Para amenizar os conflitos e garantir que o direito dos transexuais e travestis seja assegurado, uma equipe multiprofissional da SEE irá capacitar os educadores e corrigir as distorções existentes. "A escola tem de dar essa opção, não tem o que discutir. Tem de garantir o direito dessas pessoas", enfatiza Estevão. De acordo com ele, muitas vezes o fato dos professores abordarem a sexualidade dos demais, a partir da própria concepção, camufla a diversidade, e atrapalha muito o reconhecimento e respeito à pluralidade de gêneros.

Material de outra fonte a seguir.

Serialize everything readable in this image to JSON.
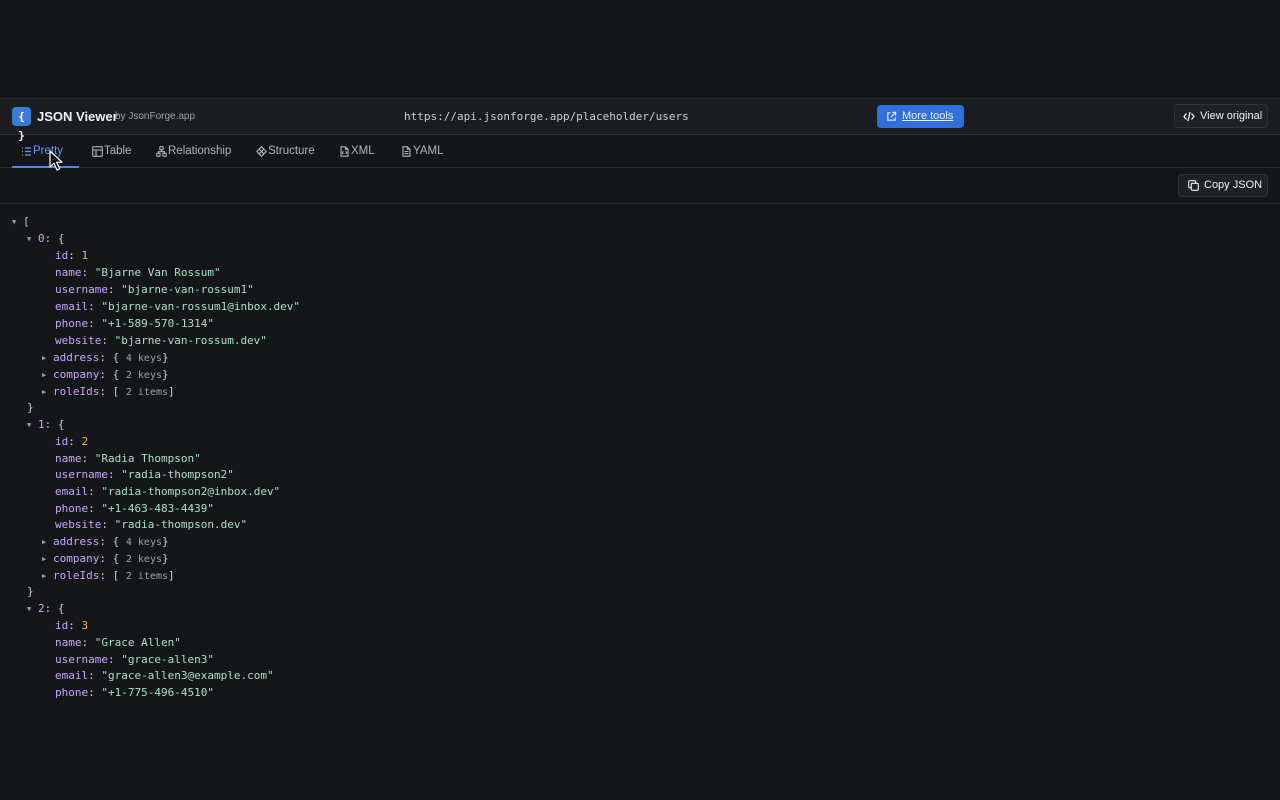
{
  "app": {
    "logo_glyph": "{ }",
    "title": "JSON Viewer",
    "by": "by JsonForge.app",
    "url": "https://api.jsonforge.app/placeholder/users",
    "more_tools": "More tools",
    "view_original": "View original",
    "copy_json": "Copy JSON"
  },
  "colors": {
    "accent": "#2f6fe0",
    "key": "#c8a6ff",
    "string": "#a5e1c5",
    "number": "#f0b45a"
  },
  "tabs": [
    {
      "label": "Pretty",
      "icon": "list-icon",
      "active": true
    },
    {
      "label": "Table",
      "icon": "table-icon",
      "active": false
    },
    {
      "label": "Relationship",
      "icon": "relationship-icon",
      "active": false
    },
    {
      "label": "Structure",
      "icon": "structure-icon",
      "active": false
    },
    {
      "label": "XML",
      "icon": "xml-file-icon",
      "active": false
    },
    {
      "label": "YAML",
      "icon": "yaml-file-icon",
      "active": false
    }
  ],
  "tree": {
    "items": [
      {
        "index": "0",
        "id": "1",
        "name": "\"Bjarne Van Rossum\"",
        "username": "\"bjarne-van-rossum1\"",
        "email": "\"bjarne-van-rossum1@inbox.dev\"",
        "phone": "\"+1-589-570-1314\"",
        "website": "\"bjarne-van-rossum.dev\"",
        "address": "4 keys",
        "company": "2 keys",
        "roleIds": "2 items"
      },
      {
        "index": "1",
        "id": "2",
        "name": "\"Radia Thompson\"",
        "username": "\"radia-thompson2\"",
        "email": "\"radia-thompson2@inbox.dev\"",
        "phone": "\"+1-463-483-4439\"",
        "website": "\"radia-thompson.dev\"",
        "address": "4 keys",
        "company": "2 keys",
        "roleIds": "2 items"
      },
      {
        "index": "2",
        "id": "3",
        "name": "\"Grace Allen\"",
        "username": "\"grace-allen3\"",
        "email": "\"grace-allen3@example.com\"",
        "phone": "\"+1-775-496-4510\""
      }
    ]
  }
}
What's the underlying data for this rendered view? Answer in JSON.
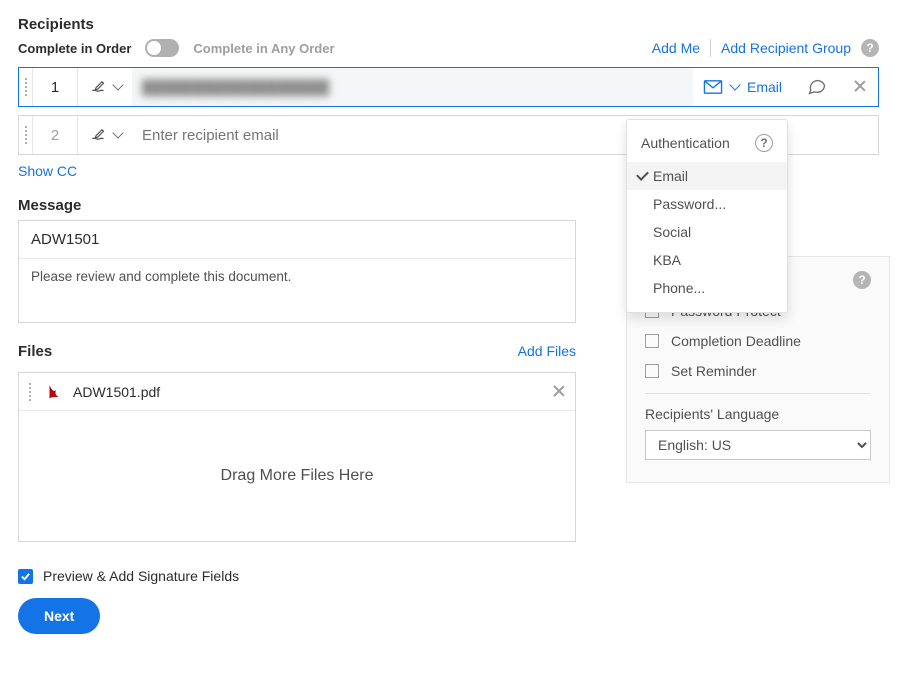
{
  "recipients": {
    "title": "Recipients",
    "order_label": "Complete in Order",
    "any_order_label": "Complete in Any Order",
    "add_me": "Add Me",
    "add_group": "Add Recipient Group",
    "rows": [
      {
        "num": "1",
        "email": "██████████████████",
        "auth_label": "Email"
      },
      {
        "num": "2",
        "email_placeholder": "Enter recipient email"
      }
    ],
    "show_cc": "Show CC"
  },
  "auth_dropdown": {
    "title": "Authentication",
    "items": [
      "Email",
      "Password...",
      "Social",
      "KBA",
      "Phone..."
    ],
    "selected": "Email"
  },
  "message": {
    "title": "Message",
    "subject": "ADW1501",
    "body": "Please review and complete this document."
  },
  "files": {
    "title": "Files",
    "add_files": "Add Files",
    "items": [
      "ADW1501.pdf"
    ],
    "drop_hint": "Drag More Files Here"
  },
  "options": {
    "password_protect": "Password Protect",
    "completion_deadline": "Completion Deadline",
    "set_reminder": "Set Reminder",
    "lang_label": "Recipients' Language",
    "lang_value": "English: US"
  },
  "footer": {
    "preview_label": "Preview & Add Signature Fields",
    "next": "Next"
  }
}
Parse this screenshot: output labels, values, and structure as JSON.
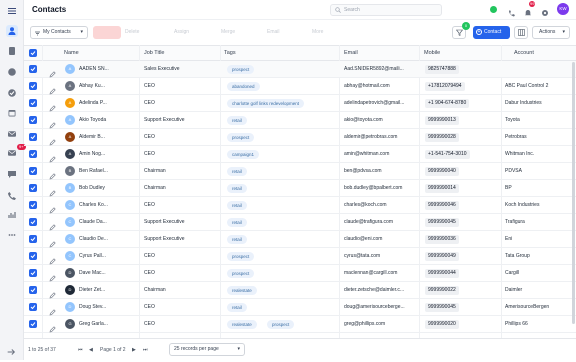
{
  "rail_items": [
    {
      "name": "menu-icon",
      "glyph": "menu"
    },
    {
      "name": "contacts-icon",
      "glyph": "person"
    },
    {
      "name": "building-icon",
      "glyph": "doc"
    },
    {
      "name": "deals-icon",
      "glyph": "circle"
    },
    {
      "name": "tasks-icon",
      "glyph": "check"
    },
    {
      "name": "calendar-icon",
      "glyph": "cal"
    },
    {
      "name": "mail-icon",
      "glyph": "mail"
    },
    {
      "name": "inbox-icon",
      "glyph": "mail",
      "badge": "9+"
    },
    {
      "name": "chat-icon",
      "glyph": "chat"
    },
    {
      "name": "phone-icon",
      "glyph": "phone"
    },
    {
      "name": "reports-icon",
      "glyph": "bars"
    },
    {
      "name": "more-icon",
      "glyph": "dots"
    }
  ],
  "header": {
    "title": "Contacts",
    "search_placeholder": "Search",
    "notif_count": "99",
    "avatar": "KW"
  },
  "toolbar": {
    "view": "My Contacts",
    "ghost": [
      "",
      "Delete",
      "Assign",
      "Merge",
      "Email",
      "More"
    ],
    "filter_count": "0",
    "add_label": "Contact",
    "actions_label": "Actions"
  },
  "columns": {
    "name": "Name",
    "job": "Job Title",
    "tags": "Tags",
    "email": "Email",
    "mobile": "Mobile",
    "account": "Account"
  },
  "rows": [
    {
      "name": "AADEN SN...",
      "init": "A",
      "color": "#93c5fd",
      "job": "Sales Executive",
      "tags": [
        "prospect"
      ],
      "email": "Aad.SNIDER5892@maili...",
      "mobile": "9825747888",
      "account": ""
    },
    {
      "name": "Abhay Ku...",
      "init": "A",
      "color": "#6b7280",
      "job": "CEO",
      "tags": [
        "abandoned"
      ],
      "email": "abhay@hotmail.com",
      "mobile": "+17812079494",
      "account": "ABC Paul Control 2"
    },
    {
      "name": "Adelinda P...",
      "init": "A",
      "color": "#f59e0b",
      "job": "CEO",
      "tags": [
        "charlotte golf links redevelopment"
      ],
      "email": "adelindapetrovich@gmail...",
      "mobile": "+1 904-674-8780",
      "account": "Dabur Industries"
    },
    {
      "name": "Akio Toyoda",
      "init": "A",
      "color": "#93c5fd",
      "job": "Support Executive",
      "tags": [
        "retail"
      ],
      "email": "akio@toyota.com",
      "mobile": "9999990013",
      "account": "Toyota"
    },
    {
      "name": "Aldemir B...",
      "init": "A",
      "color": "#92400e",
      "job": "CEO",
      "tags": [
        "prospect"
      ],
      "email": "aldemir@petrobras.com",
      "mobile": "9999990028",
      "account": "Petrobras"
    },
    {
      "name": "Amin Nog...",
      "init": "A",
      "color": "#374151",
      "job": "CEO",
      "tags": [
        "campaign1"
      ],
      "email": "amin@whitman.com",
      "mobile": "+1-541-754-3010",
      "account": "Whitman Inc."
    },
    {
      "name": "Ben Rafael...",
      "init": "B",
      "color": "#6b7280",
      "job": "Chairman",
      "tags": [
        "retail"
      ],
      "email": "ben@pdvsa.com",
      "mobile": "9999990040",
      "account": "PDVSA"
    },
    {
      "name": "Bob Dudley",
      "init": "B",
      "color": "#93c5fd",
      "job": "Chairman",
      "tags": [
        "retail"
      ],
      "email": "bob.dudley@bpalbert.com",
      "mobile": "9999990014",
      "account": "BP"
    },
    {
      "name": "Charles Ko...",
      "init": "C",
      "color": "#93c5fd",
      "job": "CEO",
      "tags": [
        "retail"
      ],
      "email": "charles@koch.com",
      "mobile": "9999990046",
      "account": "Koch Industries"
    },
    {
      "name": "Claude Da...",
      "init": "C",
      "color": "#93c5fd",
      "job": "Support Executive",
      "tags": [
        "retail"
      ],
      "email": "claude@trafigura.com",
      "mobile": "9999990045",
      "account": "Trafigura"
    },
    {
      "name": "Claudio De...",
      "init": "C",
      "color": "#93c5fd",
      "job": "Support Executive",
      "tags": [
        "retail"
      ],
      "email": "claudio@eni.com",
      "mobile": "9999990036",
      "account": "Eni"
    },
    {
      "name": "Cyrus Pall...",
      "init": "C",
      "color": "#93c5fd",
      "job": "CEO",
      "tags": [
        "prospect"
      ],
      "email": "cyrus@tata.com",
      "mobile": "9999990049",
      "account": "Tata Group"
    },
    {
      "name": "Dave Mac...",
      "init": "D",
      "color": "#4b5563",
      "job": "CEO",
      "tags": [
        "prospect"
      ],
      "email": "maclennan@cargill.com",
      "mobile": "9999990044",
      "account": "Cargill"
    },
    {
      "name": "Dieter Zet...",
      "init": "D",
      "color": "#1f2937",
      "job": "Chairman",
      "tags": [
        "realestate"
      ],
      "email": "dieter.zetsche@daimler.c...",
      "mobile": "9999990022",
      "account": "Daimler"
    },
    {
      "name": "Doug Stev...",
      "init": "D",
      "color": "#93c5fd",
      "job": "CEO",
      "tags": [
        "retail"
      ],
      "email": "doug@amerisourceberge...",
      "mobile": "9999990045",
      "account": "AmerisourceBergen"
    },
    {
      "name": "Greg Garla...",
      "init": "G",
      "color": "#4b5563",
      "job": "CEO",
      "tags": [
        "realestate",
        "prospect"
      ],
      "email": "greg@phillips.com",
      "mobile": "9999990020",
      "account": "Phillips 66"
    }
  ],
  "footer": {
    "range": "1 to 25 of 37",
    "page": "Page 1 of 2",
    "per_page": "25 records per page"
  },
  "colors": {
    "accent": "#2563eb",
    "tag_bg": "#eaf1fb",
    "tag_text": "#3a6ea5"
  }
}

Para a educadora Maria Tairan da Silva, essa falta de preparo de alguns professores pode ser superada com formação. "É preciso investimentos em capacitação e políticas educacionais sérias de sensibilização", diz. Diretora da Escola Estadual Aécio Oliveira Andrade, em Goiânia, ela acredita que no colégio não haverá problemas com a aceitação da medida pela existência de uma política de respeito ao tema no local, anterior à determinação.
Mesmo assim, reconhece que existem alguns "ranços" por parte não só dos educadores, mas da sociedade, que precisam ser combatidos. Já na Escola Estadual Robinho Martins de Azevedo, a diretora Sandra Silva Tavares acredita que talvez ocorra um "estranhamento" dos alunos do período vespertino (mais novos) que logo se acostumarão. Já à noite, ela considera que a aceitação será melhor pelo fato dos alunos serem adultos.
Entendendo as mudanças
Conforme a resolução 05/2009, disponível no site www.cee.go.gov.br, o aluno ou aluna, travesti ou transexual deverá manifestar, de forma escrita, o seu interesse pela inclusão do nome social no ato da matrícula ou no decorrer do ano letivo, isso na própria escola. O nome de registro civil acompanhará o social em todos os documentos escolares e no Histórico e diploma constará apenas o registro civil. A medida vale para as escolas da rede estadual e particular e para os municípios que não possuem Conselho Municipal de Educação. Com a decisão, Goiás é o segundo Estado a adotar a medida. O primeiro foi o Pará.